Progetti per impianti off-shore e unità rompighiaccio. Il Ministero dell’Industria e del Commercio della Federazione Russa ha stanziato fino al 2030 più di 32 miliardi di euro per un programma per il rafforzamento della cantieristica navale militare e civile.

Tra gli obiettivi principali lo sviluppo di nuovi tipi di navi e servizi marittimi nell’area artica, sempre più strategica, sia per le potenzialità legate all’estrazione di materie prime, sia come rotta di collegamento “alternativa” con l’Asia.

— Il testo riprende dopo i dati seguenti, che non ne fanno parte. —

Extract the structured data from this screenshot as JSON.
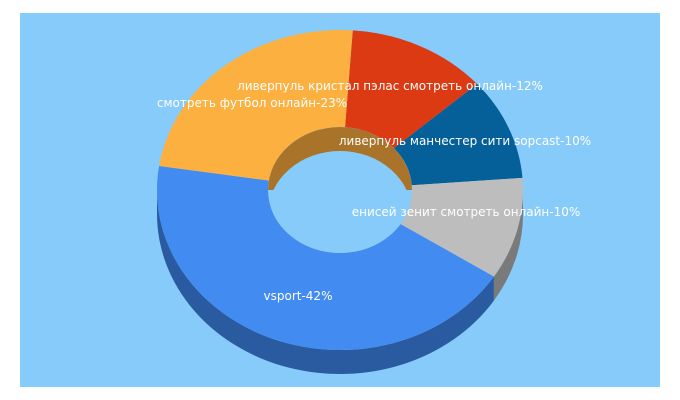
{
  "chart_data": {
    "type": "pie",
    "style": "3d-donut",
    "categories": [
      "ливерпуль кристал пэлас смотреть онлайн",
      "ливерпуль манчестер сити sopcast",
      "енисей зенит смотреть онлайн",
      "vsport",
      "смотреть футбол онлайн"
    ],
    "values": [
      12,
      10,
      10,
      42,
      23
    ],
    "labels": [
      "ливерпуль кристал пэлас смотреть онлайн-12%",
      "ливерпуль манчестер сити sopcast-10%",
      "енисей зенит смотреть онлайн-10%",
      "vsport-42%",
      "смотреть футбол онлайн-23%"
    ],
    "colors": [
      "#dc3a12",
      "#05609a",
      "#bdbdbd",
      "#428bf0",
      "#fbb040"
    ],
    "side_colors": [
      "#8a2408",
      "#033a5e",
      "#7a7a7a",
      "#2a5ba0",
      "#b07a22"
    ],
    "background": "#87cbfa",
    "title": ""
  }
}
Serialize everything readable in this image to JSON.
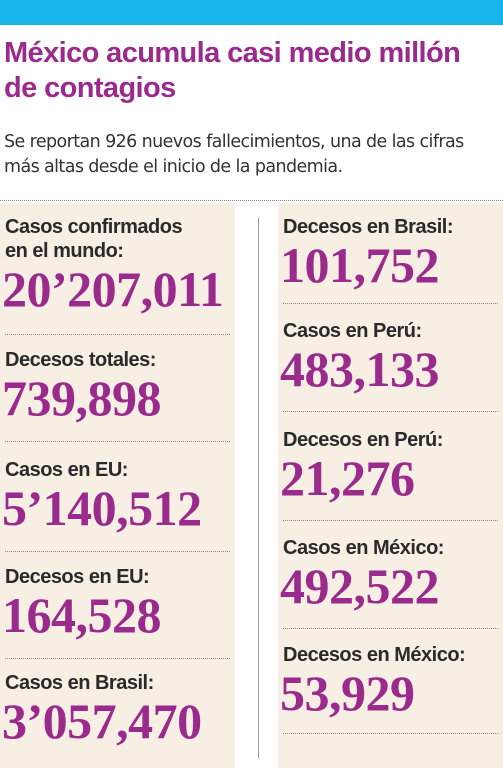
{
  "header": {
    "title": "México acumula casi medio millón de contagios",
    "subtitle": "Se reportan 926 nuevos fallecimientos, una de las cifras más altas desde el inicio de la pandemia."
  },
  "colors": {
    "accent_bar": "#18b4ea",
    "title": "#9a2a8c",
    "value": "#9a2a8c",
    "panel_bg": "#f7efe3"
  },
  "left_stats": [
    {
      "label": "Casos confirmados en el mundo:",
      "value": "20’207,011"
    },
    {
      "label": "Decesos totales:",
      "value": "739,898"
    },
    {
      "label": "Casos en EU:",
      "value": "5’140,512"
    },
    {
      "label": "Decesos en EU:",
      "value": "164,528"
    },
    {
      "label": "Casos en Brasil:",
      "value": "3’057,470"
    }
  ],
  "right_stats": [
    {
      "label": "Decesos en Brasil:",
      "value": "101,752"
    },
    {
      "label": "Casos en Perú:",
      "value": "483,133"
    },
    {
      "label": "Decesos en Perú:",
      "value": "21,276"
    },
    {
      "label": "Casos en México:",
      "value": "492,522"
    },
    {
      "label": "Decesos en México:",
      "value": "53,929"
    }
  ]
}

A confermare quest’ultima prospettiva i traffici sulla Northern Sea Route che registrano livelli record a più di un mese dalla chiusura dei collegamenti nella stagione invernale. Stando ai rilevamenti di Rosatomflot, compagnia statale che con la sua flotta di rompighiaccio scorta le navi commerciali impegnate sulla “rotta del Nord Est”, le merci trasportate nel corso del 2012 (gas, petrolio, minerali di ferro ma anche un carico di pesce congelato diretto a San Pietroburgo) ammontano a 1.022.577 tonnellate. Già quasi 200 mila tonnellate in più rispetto a tutto il 2011, per un totale di 35 navi in transito (19 nella direzione ovest – est, 16 nella direzione opposta).

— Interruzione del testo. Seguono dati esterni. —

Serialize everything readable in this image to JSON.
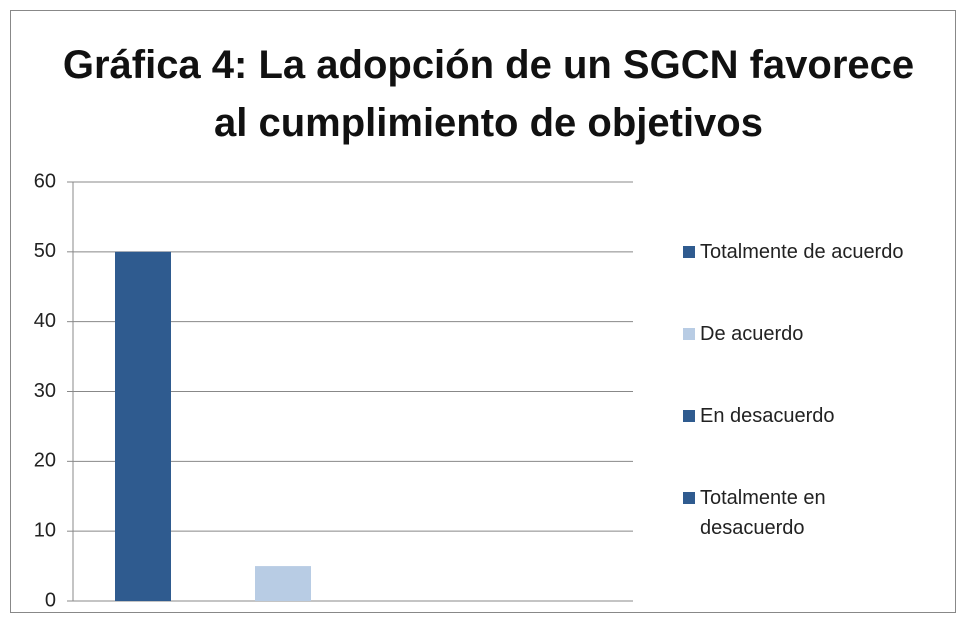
{
  "chart_data": {
    "type": "bar",
    "title": "Gráfica 4: La adopción de un SGCN favorece al cumplimiento de objetivos",
    "categories": [
      null
    ],
    "series": [
      {
        "name": "Totalmente de acuerdo",
        "color": "#2f5b8f",
        "values": [
          50
        ]
      },
      {
        "name": "De acuerdo",
        "color": "#b8cce4",
        "values": [
          5
        ]
      },
      {
        "name": "En desacuerdo",
        "color": "#2f5b8f",
        "values": [
          0
        ]
      },
      {
        "name": "Totalmente en desacuerdo",
        "color": "#2f5b8f",
        "values": [
          0
        ]
      }
    ],
    "ylim": [
      0,
      60
    ],
    "yticks": [
      0,
      10,
      20,
      30,
      40,
      50,
      60
    ],
    "grid": true,
    "legend": "right"
  }
}
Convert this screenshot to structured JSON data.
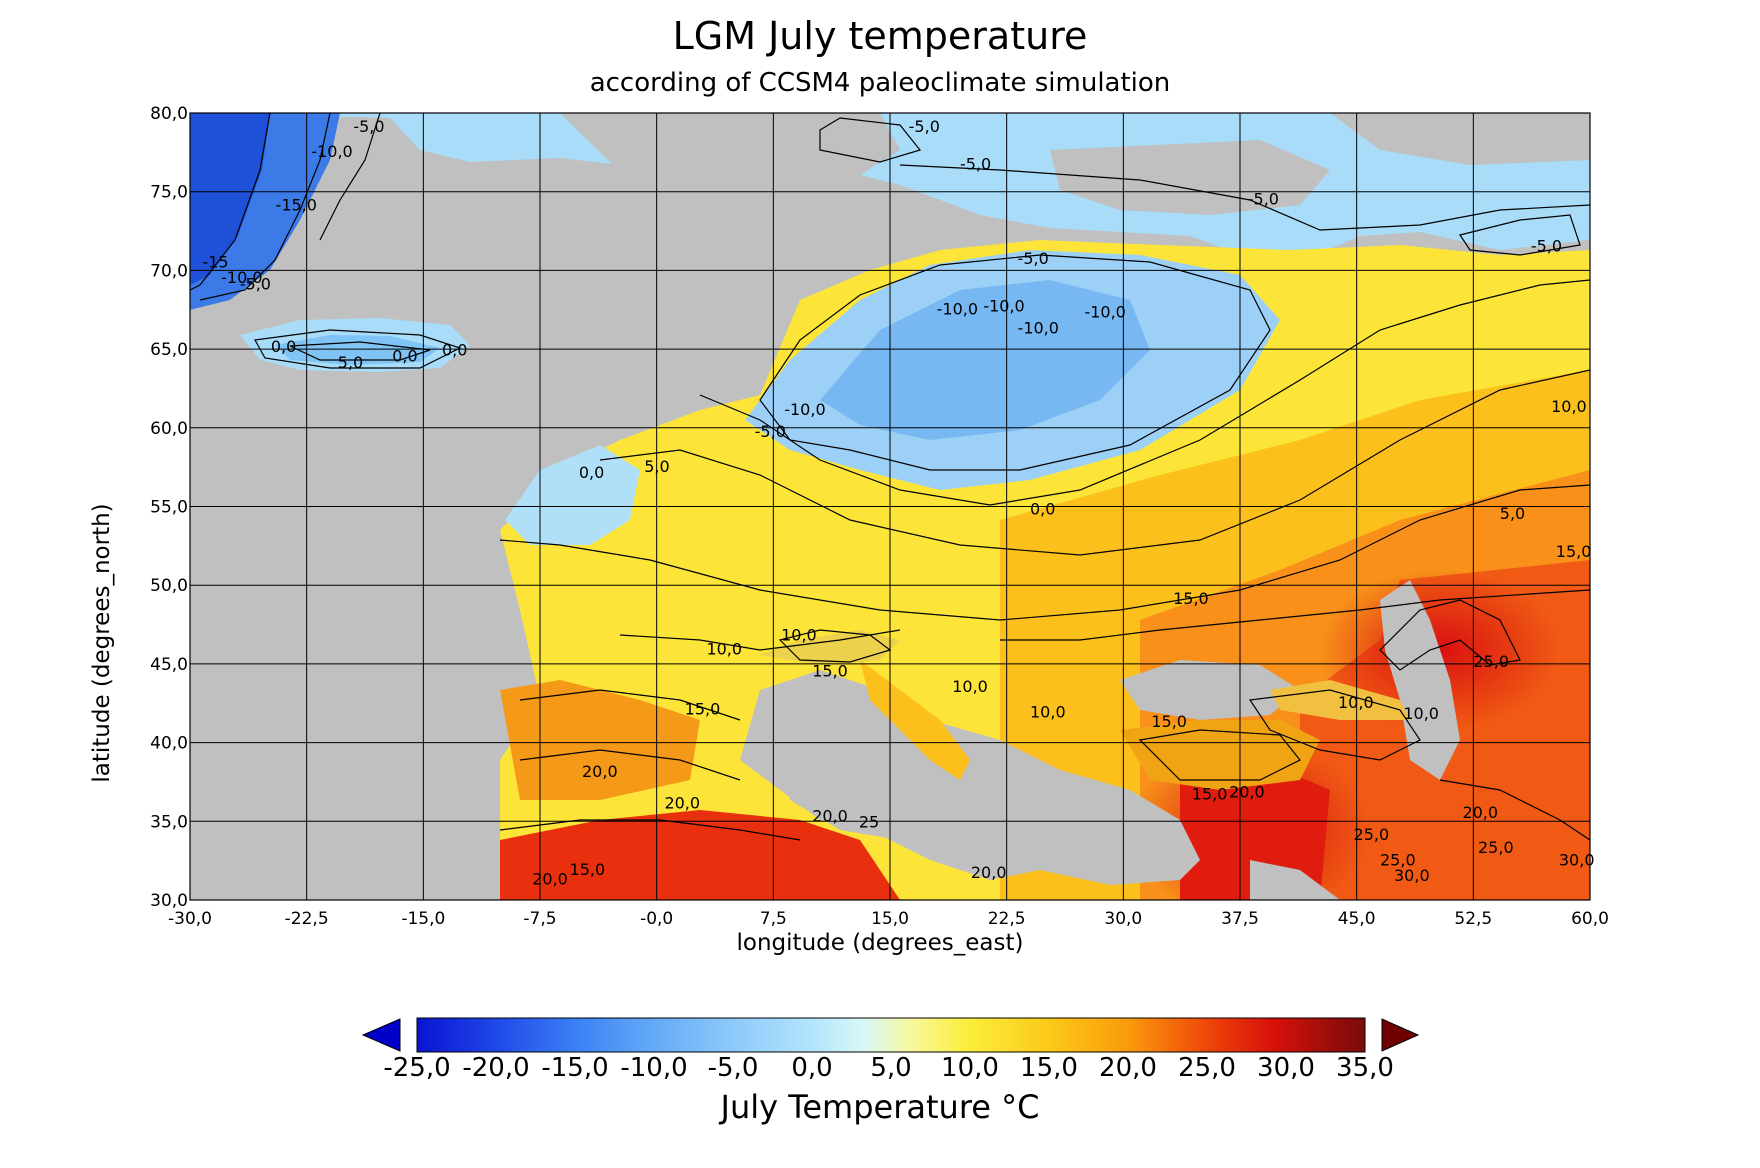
{
  "title": "LGM July temperature",
  "subtitle": "according of CCSM4 paleoclimate simulation",
  "map": {
    "xlabel": "longitude (degrees_east)",
    "ylabel": "latitude (degrees_north)",
    "lon_range": [
      -30,
      60
    ],
    "lat_range": [
      30,
      80
    ],
    "lon_ticks": [
      "-30,0",
      "-22,5",
      "-15,0",
      "-7,5",
      "-0,0",
      "7,5",
      "15,0",
      "22,5",
      "30,0",
      "37,5",
      "45,0",
      "52,5",
      "60,0"
    ],
    "lat_ticks": [
      "30,0",
      "35,0",
      "40,0",
      "45,0",
      "50,0",
      "55,0",
      "60,0",
      "65,0",
      "70,0",
      "75,0",
      "80,0"
    ],
    "grid": true,
    "land_ice_color": "#c0c0c0",
    "contour_labels": [
      {
        "text": "-5,0",
        "lon": -19.5,
        "lat": 78.8
      },
      {
        "text": "-10,0",
        "lon": -22.2,
        "lat": 77.2
      },
      {
        "text": "-15,0",
        "lon": -24.5,
        "lat": 73.8
      },
      {
        "text": "-10,0",
        "lon": -28.0,
        "lat": 69.2
      },
      {
        "text": "-5,0",
        "lon": -26.8,
        "lat": 68.8
      },
      {
        "text": "-15",
        "lon": -29.2,
        "lat": 70.2
      },
      {
        "text": "0,0",
        "lon": -24.8,
        "lat": 64.8
      },
      {
        "text": "5,0",
        "lon": -20.5,
        "lat": 63.8
      },
      {
        "text": "0,0",
        "lon": -17.0,
        "lat": 64.2
      },
      {
        "text": "0,0",
        "lon": -13.8,
        "lat": 64.6
      },
      {
        "text": "-5,0",
        "lon": 16.2,
        "lat": 78.8
      },
      {
        "text": "-5,0",
        "lon": 19.5,
        "lat": 76.4
      },
      {
        "text": "-5,0",
        "lon": 38.0,
        "lat": 74.2
      },
      {
        "text": "-5,0",
        "lon": 56.2,
        "lat": 71.2
      },
      {
        "text": "-5,0",
        "lon": 23.2,
        "lat": 70.4
      },
      {
        "text": "-10,0",
        "lon": 18.0,
        "lat": 67.2
      },
      {
        "text": "-10,0",
        "lon": 21.0,
        "lat": 67.4
      },
      {
        "text": "-10,0",
        "lon": 23.2,
        "lat": 66.0
      },
      {
        "text": "-10,0",
        "lon": 27.5,
        "lat": 67.0
      },
      {
        "text": "-5,0",
        "lon": 6.3,
        "lat": 59.4
      },
      {
        "text": "-10,0",
        "lon": 8.2,
        "lat": 60.8
      },
      {
        "text": "0,0",
        "lon": -5.0,
        "lat": 56.8
      },
      {
        "text": "5,0",
        "lon": -0.8,
        "lat": 57.2
      },
      {
        "text": "0,0",
        "lon": 24.0,
        "lat": 54.5
      },
      {
        "text": "10,0",
        "lon": 57.5,
        "lat": 61.0
      },
      {
        "text": "5,0",
        "lon": 54.2,
        "lat": 54.2
      },
      {
        "text": "15,0",
        "lon": 57.8,
        "lat": 51.8
      },
      {
        "text": "15,0",
        "lon": 33.2,
        "lat": 48.8
      },
      {
        "text": "25,0",
        "lon": 52.5,
        "lat": 44.8
      },
      {
        "text": "10,0",
        "lon": 8.0,
        "lat": 46.5
      },
      {
        "text": "10,0",
        "lon": 3.2,
        "lat": 45.6
      },
      {
        "text": "15,0",
        "lon": 10.0,
        "lat": 44.2
      },
      {
        "text": "10,0",
        "lon": 19.0,
        "lat": 43.2
      },
      {
        "text": "15,0",
        "lon": 1.8,
        "lat": 41.8
      },
      {
        "text": "10,0",
        "lon": 24.0,
        "lat": 41.6
      },
      {
        "text": "15,0",
        "lon": 31.8,
        "lat": 41.0
      },
      {
        "text": "10,0",
        "lon": 43.8,
        "lat": 42.2
      },
      {
        "text": "10,0",
        "lon": 48.0,
        "lat": 41.5
      },
      {
        "text": "20,0",
        "lon": -4.8,
        "lat": 37.8
      },
      {
        "text": "20,0",
        "lon": 0.5,
        "lat": 35.8
      },
      {
        "text": "20,0",
        "lon": 10.0,
        "lat": 35.0
      },
      {
        "text": "25",
        "lon": 13.0,
        "lat": 34.6
      },
      {
        "text": "15,0",
        "lon": 34.4,
        "lat": 36.4
      },
      {
        "text": "20,0",
        "lon": 36.8,
        "lat": 36.5
      },
      {
        "text": "20,0",
        "lon": 51.8,
        "lat": 35.2
      },
      {
        "text": "25,0",
        "lon": 44.8,
        "lat": 33.8
      },
      {
        "text": "25,0",
        "lon": 52.8,
        "lat": 33.0
      },
      {
        "text": "25,0",
        "lon": 46.5,
        "lat": 32.2
      },
      {
        "text": "30,0",
        "lon": 47.4,
        "lat": 31.2
      },
      {
        "text": "30,0",
        "lon": 58.0,
        "lat": 32.2
      },
      {
        "text": "20,0",
        "lon": 20.2,
        "lat": 31.4
      },
      {
        "text": "20,0",
        "lon": -8.0,
        "lat": 31.0
      },
      {
        "text": "15,0",
        "lon": -5.6,
        "lat": 31.6
      }
    ]
  },
  "colorbar": {
    "title": "July Temperature °C",
    "min": -25,
    "max": 35,
    "tick_labels": [
      "-25,0",
      "-20,0",
      "-15,0",
      "-10,0",
      "-5,0",
      "0,0",
      "5,0",
      "10,0",
      "15,0",
      "20,0",
      "25,0",
      "30,0",
      "35,0"
    ],
    "extend": "both",
    "low_color": "#0000c8",
    "high_color": "#6e0000"
  }
}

Risultati incoraggianti, per una “scorciatoia” che permette di risparmiare fino a 4 mila chilometri, resi possibili da una stagione estiva particolarmente favorevole (con una diminuzione dello spessore dei ghiacci “senza precedenti”). E in linea, soprattutto,  con i desideri del governo russo che entro il 2020 vuole dotarsi, per presidiare l’area, di ben 26 nuovi rompighiaccio (di cui uno a propulsione nucleare), 230 navi cisterna e 40 gasiere.

Una flotta imponente, il cui impatto ambientale, sommato a quello degli altri vettori internazionali, potrebbe avere effetti dirompenti. “La fusione dei ghiacci che permette la navigazione – spiega, ad esempio, la ricerca Troubled Water di T&E – è una conseguenza dei cambiamenti climatici ma potrebbe essere innescata a sua volta dall’aumento dei trasporti marittimi. Un circolo vizioso in cui lo scioglimento favorisce i traffici che, a loro volta, accelerano lo scioglimento”.

Secondo recenti ricerche, d’altronde, l’Artico potrebbe essere libero dai ghiacci entro 30-40 anni ed attirare fino al 10% delle rotte commerciali per l’Asia con danni irreparabili per l’ecosistema.

Già dal 2008 la comunità internazionale ha riconosciuto i possibili problemi legati alla navigazione polare mettendo mano al cosiddetto Polar Code. Ma se le norme sulla sicurezza sono a buon punto nessun passo avanti è stato ancora fatto in materia di protezione ambientale. La stessa Commissione europea in una recente comunicazione ha confermato l’impegno per un maggior controllo per le emissioni nella zona ma non ha definito azione specifiche.

Men che meno la Russia proiettata a conquistare sulla “rotta del nord est” una indiscutibile posizione di predominio.